Infusion meeting with Advisors
Infusion is marine industry standard, recommend infusion because it is more forgiving (MSVII did infusion).
Not perfect vacuum (keep the pump running feed resin throughout).
Wet layups (heavier parts but are more forgiving also surface finish not as great – but it is great for joining). Not good for larger parts, layup can take hours. Can do wet lay without vacuum but highly recommended to attempt the vacuum, it is better. No wet lay with core material.
Wet layup vacuum (no catch-pot, just vacuum down). Practice first on small parts. If you do infusion get some glass sheet and layup on glass (practice how to do the inlet, outlet, vacuum, etc.). Composites testing are a good place to practice.
Fabric, release material, resin membrane, then tubes, amount of vacuum bag not stretching but will not hold vacuum (bad pump need better ones). Do a vacuum drop test (wait 30min if it drops a bit not good fix it). Put pump on every couple of hours. Foam has micro cracks (Duratek on ply wood with tooling finish and you can see cracks). Foam sealed to the phalange (had no issues). Phalange to surface bag (no envelope, do a surface bag). Did any of the foam molds crack under vacuum (would not spend time on foam). Strongly suggests mdf stuff (Bryan CNC stuff). Foam molds had problems (do not go down that route).

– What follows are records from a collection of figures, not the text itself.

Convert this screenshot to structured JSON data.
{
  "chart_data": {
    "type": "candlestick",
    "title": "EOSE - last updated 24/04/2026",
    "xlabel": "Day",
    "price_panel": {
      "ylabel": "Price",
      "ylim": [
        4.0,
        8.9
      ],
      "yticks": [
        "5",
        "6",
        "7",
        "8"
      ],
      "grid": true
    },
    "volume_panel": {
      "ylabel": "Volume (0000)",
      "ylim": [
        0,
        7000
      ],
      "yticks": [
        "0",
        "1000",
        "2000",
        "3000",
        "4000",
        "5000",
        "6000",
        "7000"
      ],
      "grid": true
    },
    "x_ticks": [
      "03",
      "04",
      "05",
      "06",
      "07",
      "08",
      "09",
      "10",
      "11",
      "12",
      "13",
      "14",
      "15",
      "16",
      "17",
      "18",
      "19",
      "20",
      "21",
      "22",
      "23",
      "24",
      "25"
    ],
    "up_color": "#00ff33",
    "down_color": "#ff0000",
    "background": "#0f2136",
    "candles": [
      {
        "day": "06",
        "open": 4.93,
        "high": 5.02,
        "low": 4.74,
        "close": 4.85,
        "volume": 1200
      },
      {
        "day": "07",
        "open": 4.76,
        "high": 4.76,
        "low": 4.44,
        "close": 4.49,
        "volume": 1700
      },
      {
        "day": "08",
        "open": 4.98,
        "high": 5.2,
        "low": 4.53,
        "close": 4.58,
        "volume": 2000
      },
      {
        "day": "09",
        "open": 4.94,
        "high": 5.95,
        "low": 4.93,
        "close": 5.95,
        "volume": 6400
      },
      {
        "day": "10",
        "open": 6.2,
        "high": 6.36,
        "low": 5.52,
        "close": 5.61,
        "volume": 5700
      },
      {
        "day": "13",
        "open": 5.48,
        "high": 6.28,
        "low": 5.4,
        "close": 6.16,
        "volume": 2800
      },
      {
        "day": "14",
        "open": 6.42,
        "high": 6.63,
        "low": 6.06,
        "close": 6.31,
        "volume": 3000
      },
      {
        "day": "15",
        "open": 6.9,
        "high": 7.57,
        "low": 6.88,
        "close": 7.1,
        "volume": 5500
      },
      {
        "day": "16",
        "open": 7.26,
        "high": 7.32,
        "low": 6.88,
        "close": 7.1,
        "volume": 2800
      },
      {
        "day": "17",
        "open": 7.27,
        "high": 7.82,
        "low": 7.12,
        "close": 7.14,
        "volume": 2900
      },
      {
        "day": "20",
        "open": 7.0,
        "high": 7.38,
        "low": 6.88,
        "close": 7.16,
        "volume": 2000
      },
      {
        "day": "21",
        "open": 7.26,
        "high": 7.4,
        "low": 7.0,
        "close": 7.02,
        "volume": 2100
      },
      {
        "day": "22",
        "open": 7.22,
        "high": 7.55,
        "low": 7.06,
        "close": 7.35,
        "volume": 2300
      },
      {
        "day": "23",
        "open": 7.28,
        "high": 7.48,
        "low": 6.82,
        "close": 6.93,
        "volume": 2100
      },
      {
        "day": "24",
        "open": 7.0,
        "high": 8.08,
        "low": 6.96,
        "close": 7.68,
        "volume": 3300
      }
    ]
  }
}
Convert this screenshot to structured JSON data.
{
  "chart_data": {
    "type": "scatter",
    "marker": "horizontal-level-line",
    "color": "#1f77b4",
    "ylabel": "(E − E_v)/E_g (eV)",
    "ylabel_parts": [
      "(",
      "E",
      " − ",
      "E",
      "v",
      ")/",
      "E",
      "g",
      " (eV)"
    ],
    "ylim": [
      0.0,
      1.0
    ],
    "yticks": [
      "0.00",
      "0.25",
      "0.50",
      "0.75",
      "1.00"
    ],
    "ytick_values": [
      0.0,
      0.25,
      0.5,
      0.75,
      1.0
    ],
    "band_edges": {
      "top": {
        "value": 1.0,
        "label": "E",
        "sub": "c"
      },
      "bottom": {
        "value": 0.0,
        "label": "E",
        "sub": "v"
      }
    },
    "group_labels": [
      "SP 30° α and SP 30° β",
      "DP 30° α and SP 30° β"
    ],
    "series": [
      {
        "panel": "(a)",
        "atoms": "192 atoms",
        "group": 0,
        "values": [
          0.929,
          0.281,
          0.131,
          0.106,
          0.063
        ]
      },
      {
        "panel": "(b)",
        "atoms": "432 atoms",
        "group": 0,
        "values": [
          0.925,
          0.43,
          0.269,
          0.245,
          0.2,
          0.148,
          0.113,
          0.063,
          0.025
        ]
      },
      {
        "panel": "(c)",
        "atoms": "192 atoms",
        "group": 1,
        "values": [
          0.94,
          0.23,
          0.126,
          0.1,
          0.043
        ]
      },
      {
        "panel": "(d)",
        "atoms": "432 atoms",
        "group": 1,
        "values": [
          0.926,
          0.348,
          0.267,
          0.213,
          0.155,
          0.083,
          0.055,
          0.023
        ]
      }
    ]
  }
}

MDF inch thick 3-4 inch (buy thicker ones). Everything you do, you should test. Test everything and do everything right. Bryan and Grant will be great resources.
Do not skip over testing (small and then work up).
Primary way to join panels is wet layups.
Bulkhead is a good candidate for wet layups.
Proper tooling coat (thick to get a good quality surface finish).
Panels with no core: smart directional 0, 45, 45, 0 (would rather see 0, 0, 45, 45), Benefits resin cost and weight, taking foam and filling it will resin (if you can shed the foam entirely it will be better).
Make sure to have lots of inlets.
Primer needs paint sprayer.
Above 1000 is the sheen almost (sanded up to 2000, 3000, 4200). Wet sanding, will not need a finishing coat. At least up to 2000 with wet sanding. 500 at a time (wet sanding with the Pneumatic sander). Wet sanding is easy and fast gives a really nice surface finish. Every hour on the mold is worth hours on your mold.
Do the vacuum drop test (do not cut corners).
When pulling vacuum do you need a gauge (nice $40-50 gauge). Test the resin tap for the leak and test all the tubing for leaks. Digital gauge (easier to read and may be more accurate). Resin was way more. Fill resin traps (should be filling traps) will be a thing. Working time of resin (2 hour work, 6 hour initial cure, 24 hour cure, leave for 48hours).
Layups were the best part (pulling resin, cutting fabric is annoying). Doesn’t set outlet near an inlet, how long will the resin be able to travel 12-16inches max. Don’t be afraid to add more inlets and outlets. Outlets in the center and inlets out on the phalange. Resin buckets (4 separate fill lines). Outlets are equidistant from inlets.
Resin pull is the easiest. Use both wax (really polish the wax in there) and mold release (PVA, purple stuff from mold release from composites Canada even coats).
Small incision in the carbon so that it can bend around.
Buy a multi-tool (DO NOT USE A DREMMEL). Treat like normal part of the mold, and then just cut it out.
Wet lays ( for repairing stuff). Carbon fiber is not air tight will not work.
Bulkhead to part will need to be wet layups.
Degas resin? (nah, but working time for resin was too short (it takes too long 1hour, 4 hour 6 hour cure time to do, do not use a drill- use a stick, pour controlled to avoid degassing).